FILE - Bombs inside a vehicle used by the Islamic State militants in suicide car bombings are pictured after a demining team defused them in Raqqa, Syria.
FILE - Bombs inside a vehicle used by the Islamic State militants in suicide car bombings are pictured after a demining team defused them in Raqqa, Syria.

A new study by a defense analysis company indicates there was a 33 percent drop in global terror attacks in 2018, and terrorism fatalities fell to a 10-year low.

Jane's Terrorism and Insurgency Center released its annual Global Attack Index on Wednesday, saying one of the central reasons for the decrease in incidents and fatalities was the decrease in violence in Syria, where the government has gained control of territory previously occupied by Islamic State militants.

Attacks by IS in 2018 declined by nearly 75 percent compared to 2017.

The study said in addition to Syria, IS was also affected by losses in Iraq, which "noticeably reduced" the militants' capability to operate, forcing them to switch to "lower intensity insurgent operations."

With violence down in Syria, Afghanistan became the deadliest country worldwide in 2018 in terms of nonmilitant fatalities. Jane's said attacks rose by almost one-third last year, while fatalities rose 80 percent.

Ukraine also saw a marked rise in violence. In the east, home to a Russia-backed separatist insurgency, attacks have been rising 18.4 percent over the past year.
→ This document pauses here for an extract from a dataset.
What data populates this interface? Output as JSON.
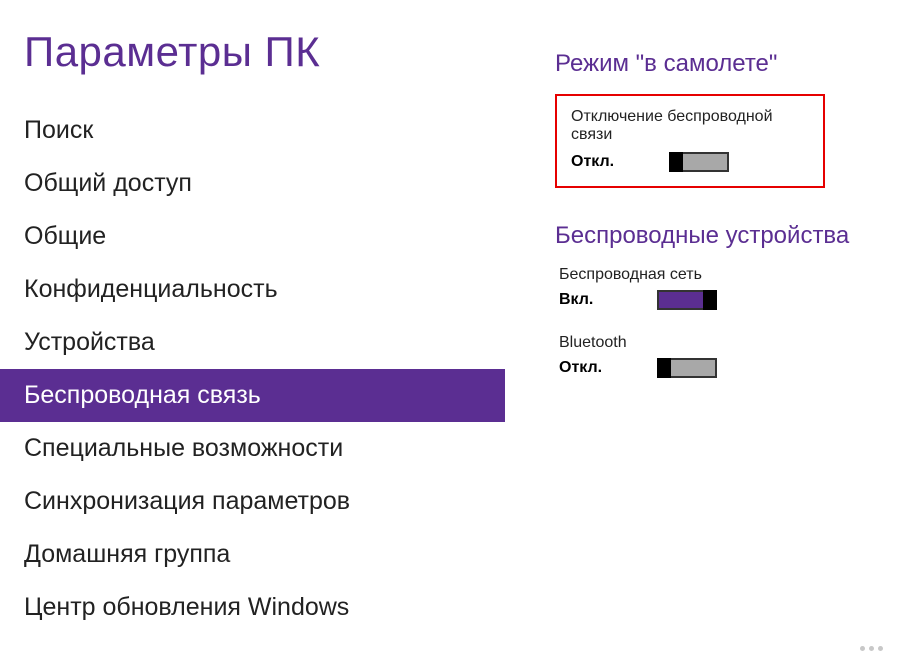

The report attributed that rise "almost entirely" to two pro-Russia separatist groups operating in Ukraine's eastern Donbas region where the separatist movement is strongest.

The report said it recorded 15,321 attacks in 2018, which resulted in a total of 13,483 nonmilitant fatalities.

Jane's has been issuing its reports since 2009. It said the 2018 study showed the lowest fatality numbers since it began issuing the report 10 years ago.